Brasília, 09 (AE) - A 2ª Seção do Superior Tribunal de Justiça (STJ) decidiu hoje que o Índice de Preços ao Consumidor (IPC) deve ser aplicado para corrigir monetariamente as prestações do mês abril de 1990, no Plano Collor, de contratos de financiamentos imobiliários. Em tese, a decisão livrou a Caixa Econômica Federal (CEF) de ter de devolver R$ 12 bilhões aos mutuários que, em sua maioria, pagaram pelo IPC de março, de 84,32%. O procurador-geral da Fazenda Nacional, Almir Bastos, acrescentou que o sistema financeiro deixa de ter de desembolsar cerca de R$ 50 bilhões em decorrência da decisão.

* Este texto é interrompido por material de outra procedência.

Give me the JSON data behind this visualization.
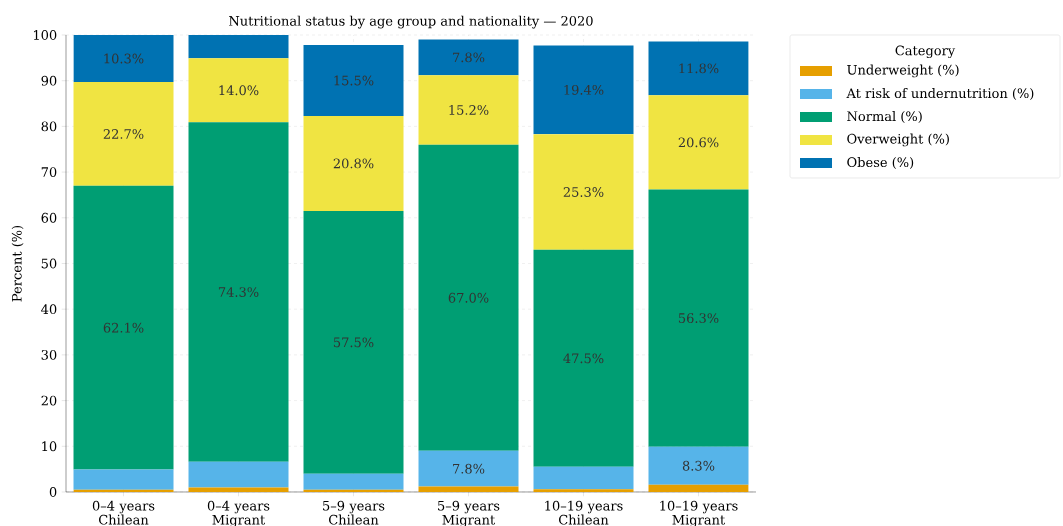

Apesar da vitória de hoje, setores do governo, como o Banco Central, consideram que ainda não está claro qual é o índice a ser aplicado para corrigir contratos da época do Plano Collor. Eles lembram que a 1ª Seção do STJ decidiu no ano passado que a poupança deve ser corrigida pelo BTNF. Por causa dessa divergência, existem autoridades que acreditam que o caso possa parar na Corte Especial do STJ. O BC também está preocupado com uma ação que aguarda julgamento pelo Supremo Tribunal Federal (STF) na qual se discute o índice de correção da poupança.
O advogado Arnoldo Wald, que representa o Bradesco, considera que a discussão sobre correção monetária dos contratos de financiamento imobiliário não vai para o STF porque a matéria não é constitucional.
Arnoldo Wald acrescentou que se a 2ª Seção tivesse determinado que o BTNF deveria ser o índice, o Fundo de Garantia por Tempo de Serviço (FGTS) teria de devolver de R$ 20 bilhões a R$ 30 bilhões.
O procurador da Fazenda Nacional informou que alguns mutuários, amparados em decisões judiciais de instâncias inferiores ao STJ, pagaram a correção pelo BTNF. Almir Bastos não soube dizer quantos mutuários foram beneficiados por essa decisão. O STJ informou que os processos julgados hoje pela 2ª Seção foram encaminhados ao tribunal em 1997.